The BMA took part in the initiative, which was set up by the NHS Equal Opportunities Unit.

Then Health Minister Alan Milburn called for "zero tolerance" of racism in every part of the service.

Dr Richards said: "Racism affects all parts of the NHS - doctors, managers, nurses. But some of it comes from patients towards staff.

"In that way it broadly fits with that [Sir William's] definition of institutionalised racism.

"But it isn't just a case of the NHS being bad, unfortunately it's a two-way business.

"The NHS has faced the problem, is aware of it and is being very up front about it.

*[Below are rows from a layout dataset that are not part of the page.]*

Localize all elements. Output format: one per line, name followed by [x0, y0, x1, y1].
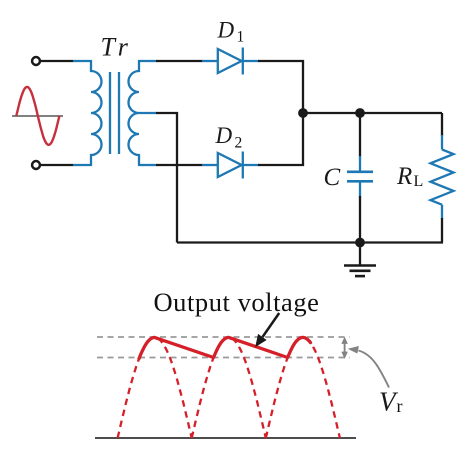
wire D2 cathode to node A — [258, 113, 303, 165]
wire D1 cathode to node A — [258, 61, 303, 113]
output voltage ripple (solid red) — [139, 337, 311, 358]
wire top terminal to primary — [41, 60, 74, 62]
transformer Tr secondary winding with center tap — [129, 61, 158, 165]
rectified half-sine pulses (dashed red) — [118, 337, 340, 438]
junction node C (capacitor bottom / ground) — [355, 238, 365, 248]
svg-text:1: 1 — [237, 29, 245, 46]
Vr ripple extent double arrow — [342, 337, 348, 358]
junction node B (capacitor top) — [355, 108, 365, 118]
input terminal bottom — [32, 161, 40, 169]
svg-text:R: R — [396, 163, 412, 190]
capacitor C bottom lead — [359, 196, 361, 243]
resistor RL bottom lead — [441, 218, 443, 243]
svg-text:C: C — [324, 164, 341, 191]
ground — [344, 243, 376, 277]
capacitor C — [347, 156, 373, 197]
Vr leader arrow — [359, 351, 390, 388]
resistor RL — [431, 135, 454, 219]
transformer Tr primary winding — [73, 61, 102, 165]
wire secondary bottom to D2 anode — [156, 164, 203, 166]
waveform baseline — [95, 437, 356, 439]
input terminal top — [32, 57, 40, 65]
svg-text:L: L — [414, 173, 424, 190]
AC source sine axis — [12, 115, 63, 117]
svg-text:D: D — [217, 18, 235, 43]
wire center tap down — [156, 113, 177, 243]
AC source sine wave — [16, 87, 59, 145]
svg-text:r: r — [118, 33, 129, 62]
wire node A to RL branch top rail — [303, 112, 442, 114]
svg-text:T: T — [101, 33, 117, 62]
junction node A — [298, 108, 308, 118]
capacitor C top lead — [359, 113, 361, 157]
wire bottom terminal to primary — [41, 164, 74, 166]
transformer core — [109, 72, 111, 154]
wire secondary top to D1 anode — [156, 60, 203, 62]
resistor RL top lead — [441, 113, 443, 136]
svg-text:2: 2 — [235, 135, 243, 152]
wire bottom rail — [177, 241, 443, 243]
diode D1 — [202, 48, 259, 75]
svg-text:D: D — [215, 123, 233, 148]
diode D2 — [202, 152, 259, 179]
waveform dashed level line top — [97, 336, 350, 338]
svg-text:Output voltage: Output voltage — [154, 287, 320, 317]
annotation arrow to ripple — [263, 313, 280, 337]
waveform dashed level line bottom — [97, 357, 350, 359]
svg-text:r: r — [397, 396, 403, 416]
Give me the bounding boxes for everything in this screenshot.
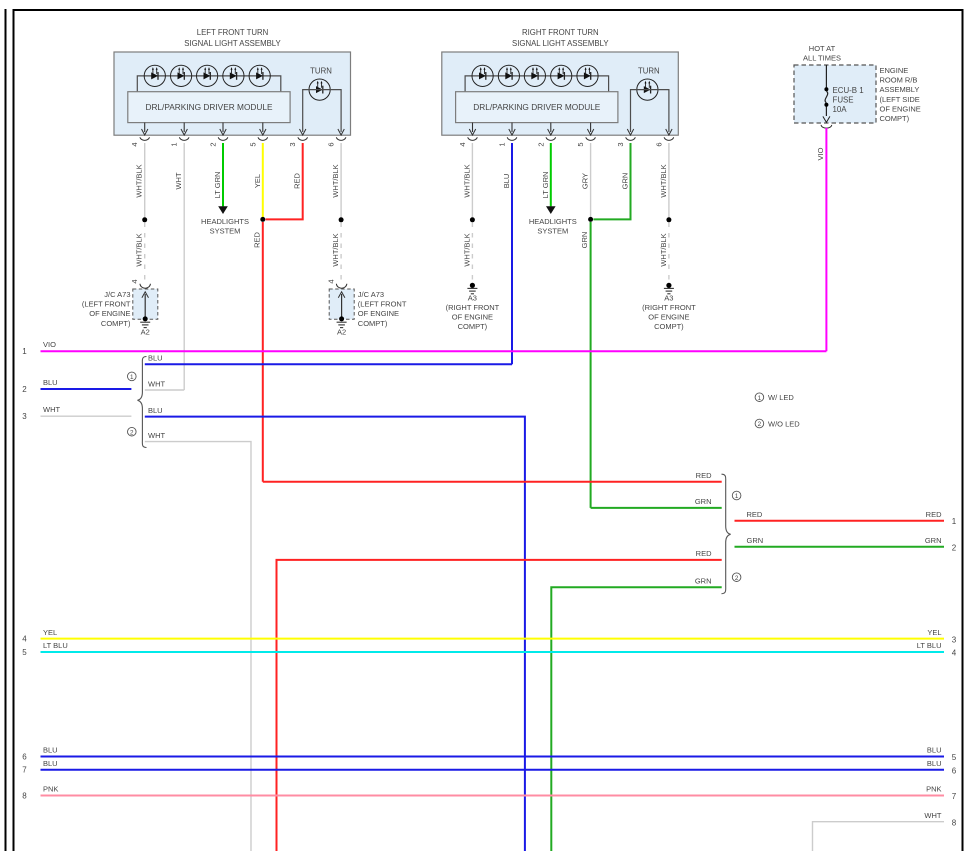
svg-text:A3: A3 (664, 293, 673, 302)
svg-text:(LEFT FRONT: (LEFT FRONT (82, 300, 131, 309)
junction connector J/C A73 (left, under pin 4) (133, 289, 158, 319)
J/C A73 connector socket (left) (140, 284, 150, 288)
fuse ECU-B 1 10A (823, 65, 830, 122)
svg-text:RED: RED (696, 471, 712, 480)
svg-text:2: 2 (735, 575, 739, 582)
svg-text:BLU: BLU (43, 746, 58, 755)
svg-text:PNK: PNK (43, 785, 58, 794)
svg-text:GRN: GRN (695, 497, 712, 506)
wire BLU variant1 (145, 363, 512, 365)
engine room R/B assembly box (794, 65, 876, 123)
svg-text:1: 1 (758, 395, 762, 402)
wire WHT variant1 (145, 389, 184, 391)
svg-text:6: 6 (22, 753, 27, 762)
svg-text:A2: A2 (141, 327, 150, 336)
svg-text:WHT/BLK: WHT/BLK (659, 164, 668, 197)
left pin 6 wire WHT/BLK (340, 143, 342, 217)
svg-text:GRN: GRN (695, 576, 712, 585)
wire GRN variant2 down (551, 587, 721, 851)
svg-text:ROOM R/B: ROOM R/B (880, 76, 918, 85)
left front turn signal light assembly U1 (114, 52, 351, 147)
legend marker 2 (755, 419, 764, 428)
svg-text:4: 4 (130, 279, 139, 283)
right options brace (722, 474, 731, 594)
svg-text:YEL: YEL (927, 628, 941, 637)
wire BLU row 7 (41, 769, 945, 771)
svg-text:SIGNAL LIGHT ASSEMBLY: SIGNAL LIGHT ASSEMBLY (512, 39, 609, 48)
svg-text:SYSTEM: SYSTEM (210, 226, 241, 235)
left pin 4 wire WHT/BLK (144, 143, 146, 217)
option marker 2 (left) (128, 427, 137, 436)
ground A3 (second) (666, 283, 671, 288)
wire PNK row (41, 795, 945, 797)
wire YEL row (41, 638, 945, 640)
right pin 5 wire GRY (590, 143, 592, 217)
svg-text:2: 2 (758, 421, 762, 428)
wire RED down from junction (262, 222, 264, 482)
svg-text:1: 1 (130, 374, 134, 381)
svg-text:OF ENGINE: OF ENGINE (89, 309, 130, 318)
svg-text:BLU: BLU (43, 378, 58, 387)
wire RED to right edge (735, 520, 945, 522)
svg-text:ENGINE: ENGINE (880, 66, 909, 75)
wire BLU variant2 down (145, 417, 525, 851)
svg-text:BLU: BLU (927, 746, 942, 755)
wire RED variant2 down (277, 560, 722, 851)
left pin 1 wire WHT (183, 143, 185, 390)
svg-text:GRN: GRN (925, 536, 942, 545)
svg-text:4: 4 (326, 279, 335, 283)
wire WHT bottom right (813, 822, 945, 851)
svg-text:HEADLIGHTS: HEADLIGHTS (201, 217, 249, 226)
svg-text:WHT/BLK: WHT/BLK (659, 233, 668, 266)
wire VIO row 1 (41, 350, 827, 352)
svg-text:4: 4 (952, 649, 957, 658)
svg-text:VIO: VIO (43, 340, 56, 349)
svg-text:GRN: GRN (621, 173, 630, 190)
svg-text:LT GRN: LT GRN (541, 172, 550, 199)
wire GRN variant1 to brace (591, 507, 722, 509)
junction node right pin 6 (666, 217, 671, 222)
svg-text:7: 7 (22, 766, 27, 775)
svg-text:RED: RED (252, 232, 261, 248)
svg-text:VIO: VIO (816, 147, 825, 160)
svg-text:3: 3 (952, 635, 957, 644)
left pin 5 wire YEL (262, 143, 264, 217)
svg-text:HOT AT: HOT AT (809, 44, 836, 53)
svg-text:ECU-B 1: ECU-B 1 (833, 86, 864, 95)
svg-text:(RIGHT FRONT: (RIGHT FRONT (642, 303, 696, 312)
svg-text:WHT/BLK: WHT/BLK (462, 233, 471, 266)
svg-text:(LEFT SIDE: (LEFT SIDE (880, 95, 920, 104)
svg-text:GRY: GRY (581, 173, 590, 189)
right pin 2 wire LT GRN (550, 143, 552, 206)
adjacent page edge (5, 9, 7, 851)
svg-text:7: 7 (952, 792, 957, 801)
legend marker 1 (755, 393, 764, 402)
svg-text:8: 8 (952, 818, 957, 827)
svg-text:BLU: BLU (927, 759, 942, 768)
svg-text:FUSE: FUSE (833, 96, 854, 105)
svg-text:WHT: WHT (924, 811, 941, 820)
svg-text:LT BLU: LT BLU (43, 641, 68, 650)
svg-text:4: 4 (22, 635, 27, 644)
svg-text:SYSTEM: SYSTEM (537, 226, 568, 235)
svg-text:RED: RED (293, 173, 302, 189)
svg-text:ALL TIMES: ALL TIMES (803, 54, 841, 63)
option marker 1 (right) (732, 491, 741, 500)
J/C A73 connector socket (right) (336, 284, 346, 288)
svg-text:COMPT): COMPT) (654, 322, 684, 331)
wire LT BLU row (41, 651, 945, 653)
headlights system arrow (left) (218, 206, 228, 214)
svg-text:YEL: YEL (253, 174, 262, 188)
wire GRN to right edge (735, 546, 945, 548)
right pin 1 wire BLU (511, 143, 513, 364)
junction node headlight feed (right) (588, 217, 593, 222)
svg-text:1: 1 (735, 493, 739, 500)
svg-text:RED: RED (747, 510, 763, 519)
svg-text:YEL: YEL (43, 628, 57, 637)
svg-text:WHT: WHT (174, 172, 183, 189)
svg-text:LT BLU: LT BLU (917, 641, 942, 650)
svg-text:2: 2 (22, 385, 27, 394)
svg-text:HEADLIGHTS: HEADLIGHTS (529, 217, 577, 226)
svg-text:OF ENGINE: OF ENGINE (880, 104, 921, 113)
wire VIO from fuse (825, 128, 827, 351)
junction connector J/C A73 (under pin 6) (329, 289, 354, 319)
right pin 6 wire WHT/BLK (668, 143, 670, 217)
svg-text:GRN: GRN (580, 232, 589, 249)
wire RED variant1 to brace (263, 481, 722, 483)
left options brace (138, 357, 147, 448)
svg-text:WHT: WHT (43, 405, 60, 414)
fuse output socket (821, 125, 832, 128)
wire WHT variant2 down (145, 442, 251, 851)
left pin 2 wire LT GRN (222, 143, 224, 206)
svg-text:5: 5 (22, 648, 27, 657)
wire BLU row 6 (41, 756, 945, 758)
junction node left pin 4 (142, 217, 147, 222)
svg-text:BLU: BLU (148, 406, 163, 415)
svg-text:A2: A2 (337, 327, 346, 336)
svg-text:3: 3 (22, 412, 27, 421)
svg-text:10A: 10A (833, 105, 848, 114)
svg-text:WHT/BLK: WHT/BLK (135, 233, 144, 266)
wire WHT row 3 stub (41, 415, 132, 417)
option marker 1 (left) (128, 372, 137, 381)
svg-text:8: 8 (22, 792, 27, 801)
svg-text:WHT/BLK: WHT/BLK (331, 233, 340, 266)
svg-text:6: 6 (952, 766, 957, 775)
svg-text:A3: A3 (468, 293, 477, 302)
svg-text:2: 2 (952, 544, 957, 553)
right pin 4 wire WHT/BLK (471, 143, 473, 217)
svg-text:BLU: BLU (148, 354, 163, 363)
headlights system arrow (right) (546, 206, 556, 214)
svg-text:COMPT): COMPT) (358, 319, 388, 328)
svg-text:J/C A73: J/C A73 (358, 290, 384, 299)
svg-text:(LEFT FRONT: (LEFT FRONT (358, 300, 407, 309)
svg-text:RED: RED (696, 549, 712, 558)
svg-text:BLU: BLU (43, 759, 58, 768)
option marker 2 (right) (732, 573, 741, 582)
svg-text:COMPT): COMPT) (101, 319, 131, 328)
svg-text:(RIGHT FRONT: (RIGHT FRONT (446, 303, 500, 312)
svg-text:RIGHT FRONT TURN: RIGHT FRONT TURN (522, 28, 599, 37)
svg-text:COMPT): COMPT) (880, 114, 910, 123)
svg-text:OF ENGINE: OF ENGINE (452, 313, 493, 322)
svg-text:LT GRN: LT GRN (213, 172, 222, 199)
svg-text:SIGNAL LIGHT ASSEMBLY: SIGNAL LIGHT ASSEMBLY (184, 39, 281, 48)
svg-text:OF ENGINE: OF ENGINE (358, 309, 399, 318)
svg-text:GRN: GRN (747, 536, 764, 545)
junction node right pin 4 (470, 217, 475, 222)
ground A2 (left) (140, 322, 150, 327)
left pin 3 wire RED (266, 143, 303, 219)
svg-text:LEFT FRONT TURN: LEFT FRONT TURN (197, 28, 268, 37)
svg-text:2: 2 (130, 429, 134, 436)
ground A2 (second) (337, 322, 347, 327)
svg-text:BLU: BLU (502, 174, 511, 189)
wire BLU row 2 stub (41, 388, 132, 390)
ground A3 (first) (470, 283, 475, 288)
svg-text:J/C A73: J/C A73 (104, 290, 130, 299)
svg-text:OF ENGINE: OF ENGINE (648, 313, 689, 322)
svg-text:WHT/BLK: WHT/BLK (462, 164, 471, 197)
junction node headlight feed (left) (260, 217, 265, 222)
junction node left pin 6 (339, 217, 344, 222)
wire GRN down from junction (590, 222, 592, 508)
right front turn signal light assembly U2 (442, 52, 679, 147)
svg-text:WHT: WHT (148, 431, 165, 440)
right pin 3 wire GRN (593, 143, 630, 219)
svg-text:WHT: WHT (148, 379, 165, 388)
svg-text:WHT/BLK: WHT/BLK (331, 164, 340, 197)
svg-text:1: 1 (22, 347, 27, 356)
svg-text:W/O LED: W/O LED (768, 420, 800, 429)
svg-text:W/ LED: W/ LED (768, 393, 794, 402)
svg-text:1: 1 (952, 517, 957, 526)
svg-text:RED: RED (926, 510, 942, 519)
svg-text:5: 5 (952, 753, 957, 762)
svg-text:WHT/BLK: WHT/BLK (135, 164, 144, 197)
svg-text:ASSEMBLY: ASSEMBLY (880, 85, 920, 94)
svg-text:COMPT): COMPT) (458, 322, 488, 331)
svg-text:PNK: PNK (926, 785, 941, 794)
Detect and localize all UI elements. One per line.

And that's very important."

Long-term problem

But the problem has plagued the health service for decades.

Dr Richards said she had seen patients make judgements based on ethnic background.

"During the years I've worked in the NHS I've heard patients say Oh, I don't want that midwife to look after me'. It's that sort of thing that hurts," she said.

However, racism can manifest itself through doctors' attitudes too, she said.

"I'm afraid that sometime the handling of a patient's treatment is not so good - people are sometimes treated less kindly.

"We also have the very big problem of how far we go to meet the needs of people from ethnic minorities who have difficulties explaining their problems.

"How much do we take into consideration their ethnic backgrounds? How much do we consider their difficulties with the language?

"We aren't perfect. This is honest, and honesty on this issue is important."

She said it was Sir William's concept of "unwitting" racism that applied most precisely to the situation in the NHS.

Studies show racist career structure

Dr Sam Everington, a GP in North London, has carried out studies to gauge the extent of racism within the medical profession.

His research suggests that racism permeates every step of the medical career ladder.

One of his studies indicated that medical school applicants with European sounding names had a better chance of getting an interview than those with Asian sounding names.

Another found that top consultants were at least three times as likely to get a merit award if they were white.

A merit award is worth up to £58,525 on top of a £61,605 salary.

A third revealed that black doctors were six times more likely to be disciplined by the General Medical Council.

Dr Richards said her experience supported Dr Everington's work.

She had heard of cases where doctors had been advised to use shortened, "more European-sounding" versions of their name to secure advancement.

However, progress is being made to tackle the problem, she said, as was illustrated by people from ethnic minorities taking up senior positions.

"Racism is still around, but it is fading. We need to able to say that, yes, this sort of thing does happen but also that we are prepared to tackle it.

"At all levels in the NHS we need to reflect much more what society is."